If the Countess d’Alzette noticed it she gave no sign, unless the pink tint under her eyes, deepening, was a subtle signal of understanding to the signal in my eyes.

“Suppose,” she said, “that I failed, before the congress, to prove my theory? Suppose my investigations resulted in the exposure of a fraud and my name was held up to ridicule before all Europe? What would become of you, monsieur?”

I was silent.

“You are already celebrated as the discoverer of the mammoth and the great auk,” she persisted. “You are young, enthusiastic, renowned, and you have a future before you that anybody in the world might envy.”

I said nothing.

“And yet,” she said, softly, “you risk all because you will not leave a young woman friendless among her confrères. It is not wise, monsieur; it is gallant and generous and impulsive, but it is not wisdom. Don Quixote rides no more in Europe, my friend.”
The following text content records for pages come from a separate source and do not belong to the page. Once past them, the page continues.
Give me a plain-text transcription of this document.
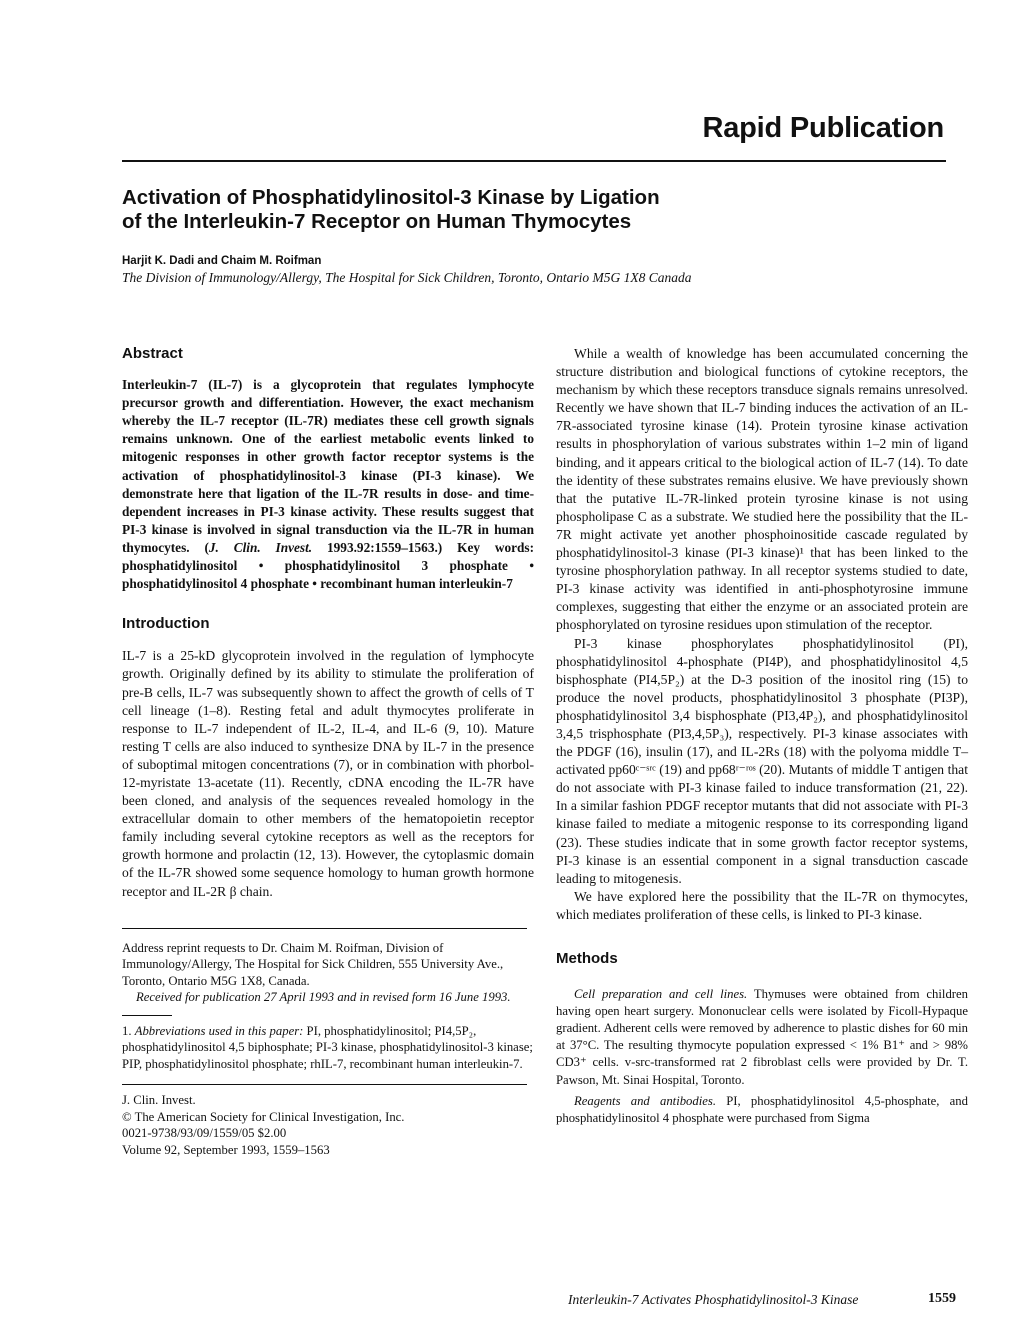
Rapid Publication
Activation of Phosphatidylinositol-3 Kinase by Ligation
of the Interleukin-7 Receptor on Human Thymocytes
Harjit K. Dadi and Chaim M. Roifman
The Division of Immunology/Allergy, The Hospital for Sick Children, Toronto, Ontario M5G 1X8 Canada
Abstract

Interleukin-7 (IL-7) is a glycoprotein that regulates lymphocyte precursor growth and differentiation. However, the exact mechanism whereby the IL-7 receptor (IL-7R) mediates these cell growth signals remains unknown. One of the earliest metabolic events linked to mitogenic responses in other growth factor receptor systems is the activation of phosphatidylinositol-3 kinase (PI-3 kinase). We demonstrate here that ligation of the IL-7R results in dose- and time-dependent increases in PI-3 kinase activity. These results suggest that PI-3 kinase is involved in signal transduction via the IL-7R in human thymocytes. (J. Clin. Invest. 1993.92:1559–1563.) Key words: phosphatidylinositol • phosphatidylinositol 3 phosphate • phosphatidylinositol 4 phosphate • recombinant human interleukin-7

Introduction

IL-7 is a 25-kD glycoprotein involved in the regulation of lymphocyte growth. Originally defined by its ability to stimulate the proliferation of pre-B cells, IL-7 was subsequently shown to affect the growth of cells of T cell lineage (1–8). Resting fetal and adult thymocytes proliferate in response to IL-7 independent of IL-2, IL-4, and IL-6 (9, 10). Mature resting T cells are also induced to synthesize DNA by IL-7 in the presence of suboptimal mitogen concentrations (7), or in combination with phorbol-12-myristate 13-acetate (11). Recently, cDNA encoding the IL-7R have been cloned, and analysis of the sequences revealed homology in the extracellular domain to other members of the hematopoietin receptor family including several cytokine receptors as well as the receptors for growth hormone and prolactin (12, 13). However, the cytoplasmic domain of the IL-7R showed some sequence homology to human growth hormone receptor and IL-2R β chain.

Address reprint requests to Dr. Chaim M. Roifman, Division of Immunology/Allergy, The Hospital for Sick Children, 555 University Ave., Toronto, Ontario M5G 1X8, Canada.

Received for publication 27 April 1993 and in revised form 16 June 1993.

1. Abbreviations used in this paper: PI, phosphatidylinositol; PI4,5P₂, phosphatidylinositol 4,5 biphosphate; PI-3 kinase, phosphatidylinositol-3 kinase; PIP, phosphatidylinositol phosphate; rhIL-7, recombinant human interleukin-7.

J. Clin. Invest.
© The American Society for Clinical Investigation, Inc.
0021-9738/93/09/1559/05 $2.00
Volume 92, September 1993, 1559–1563

While a wealth of knowledge has been accumulated concerning the structure distribution and biological functions of cytokine receptors, the mechanism by which these receptors transduce signals remains unresolved. Recently we have shown that IL-7 binding induces the activation of an IL-7R-associated tyrosine kinase (14). Protein tyrosine kinase activation results in phosphorylation of various substrates within 1–2 min of ligand binding, and it appears critical to the biological action of IL-7 (14). To date the identity of these substrates remains elusive. We have previously shown that the putative IL-7R-linked protein tyrosine kinase is not using phospholipase C as a substrate. We studied here the possibility that the IL-7R might activate yet another phosphoinositide cascade regulated by phosphatidylinositol-3 kinase (PI-3 kinase)¹ that has been linked to the tyrosine phosphorylation pathway. In all receptor systems studied to date, PI-3 kinase activity was identified in anti-phosphotyrosine immune complexes, suggesting that either the enzyme or an associated protein are phosphorylated on tyrosine residues upon stimulation of the receptor.

PI-3 kinase phosphorylates phosphatidylinositol (PI), phosphatidylinositol 4-phosphate (PI4P), and phosphatidylinositol 4,5 bisphosphate (PI4,5P₂) at the D-3 position of the inositol ring (15) to produce the novel products, phosphatidylinositol 3 phosphate (PI3P), phosphatidylinositol 3,4 bisphosphate (PI3,4P₂), and phosphatidylinositol 3,4,5 trisphosphate (PI3,4,5P₃), respectively. PI-3 kinase associates with the PDGF (16), insulin (17), and IL-2Rs (18) with the polyoma middle T–activated pp60ᶜ⁻ˢʳᶜ (19) and pp68ʳ⁻ʳᵒˢ (20). Mutants of middle T antigen that do not associate with PI-3 kinase failed to induce transformation (21, 22). In a similar fashion PDGF receptor mutants that did not associate with PI-3 kinase failed to mediate a mitogenic response to its corresponding ligand (23). These studies indicate that in some growth factor receptor systems, PI-3 kinase is an essential component in a signal transduction cascade leading to mitogenesis.

We have explored here the possibility that the IL-7R on thymocytes, which mediates proliferation of these cells, is linked to PI-3 kinase.

Methods

Cell preparation and cell lines. Thymuses were obtained from children having open heart surgery. Mononuclear cells were isolated by Ficoll-Hypaque gradient. Adherent cells were removed by adherence to plastic dishes for 60 min at 37°C. The resulting thymocyte population expressed < 1% B1⁺ and > 98% CD3⁺ cells. v-src-transformed rat 2 fibroblast cells were provided by Dr. T. Pawson, Mt. Sinai Hospital, Toronto.

Reagents and antibodies. PI, phosphatidylinositol 4,5-phosphate, and phosphatidylinositol 4 phosphate were purchased from Sigma

Interleukin-7 Activates Phosphatidylinositol-3 Kinase	1559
“He stays at home—seventy million of him—in America,” said I.

After a moment she said, “I believe you, monsieur.”

“It is true enough,” I said, with a laugh. “We are the only people who tilt at windmills these days—we and our cousins, the British, who taught us.”

I bowed gayly, and added:

“With your colors to wear, I shall have the honor of breaking a lance against the biggest windmill in the world.”

“You mean the Citadel of Science,” she said, smiling

“And its rock-ribbed respectability,” I replied.
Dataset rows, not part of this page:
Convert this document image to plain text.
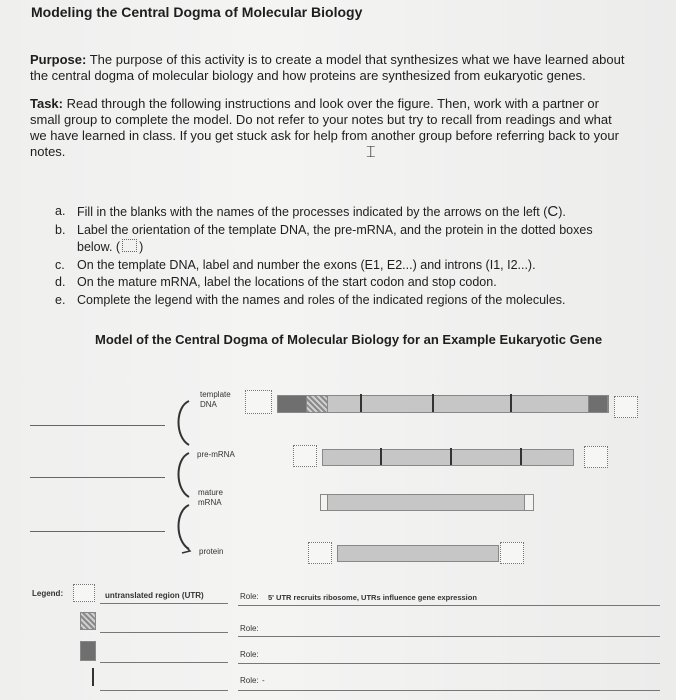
Modeling the Central Dogma of Molecular Biology
Purpose: The purpose of this activity is to create a model that synthesizes what we have learned about
the central dogma of molecular biology and how proteins are synthesized from eukaryotic genes.
Task: Read through the following instructions and look over the figure. Then, work with a partner or
small group to complete the model. Do not refer to your notes but try to recall from readings and what
we have learned in class. If you get stuck ask for help from another group before referring back to your
notes.	⌶
a. Fill in the blanks with the names of the processes indicated by the arrows on the left (C).
b. Label the orientation of the template DNA, the pre-mRNA, and the protein in the dotted boxes
below. ( )
c. On the template DNA, label and number the exons (E1, E2...) and introns (I1, I2...).
d. On the mature mRNA, label the locations of the start codon and stop codon.
e. Complete the legend with the names and roles of the indicated regions of the molecules.
Model of the Central Dogma of Molecular Biology for an Example Eukaryotic Gene
template
DNA
pre-mRNA
mature
mRNA
protein
Legend:	untranslated region (UTR)	Role: 5' UTR recruits ribosome, UTRs influence gene expression
Role:
Role:
Role: -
She looked at me thoughtfully, rolling and unrolling the scroll in her hands.  Then she sighed, smiled, and brightened, handing me the scroll.

“Read it carefully,” she said; “it is an outline of the policy I suggest that we follow. You will be surprised at some of the statements. Yet every word is the truth. And, monsieur, your reward for the devotion you have offered will be no greater than you deserve, when you find yourself doubly famous for our joint monograph on the ux. Without your vote in the committee I should have been denied a hearing, even though I produced proofs to support my theory. I appreciate that; I do most truly appreciate the courage which prompted you to defend a woman at the risk of your own ruin. Come to me this evening at nine. I hold for you in store a surprise and pleasure which you do not dream of.”

“Ah, but I do,” I said, slowly, under the spell of her delicate beauty and enthusiasm.

“How can you?” she said, laughing. “You don’t know what awaits you at nine this evening?”

“You,” I said, fascinated. 

The color swept her face; she dropped me a deep courtesy.

“At nine, then,” she said. “No. 8 Rue d’Alouette.”

I bowed, took my hat, gloves, and stick, and attended her to her carriage below.

Long after the blue-and-black victoria had whirled away down the crowded quay I stood looking after it, mazed in the web of that ancient enchantment whose spell fell over the first man in Eden, and whose sorcery shall not fail till the last man returns his soul.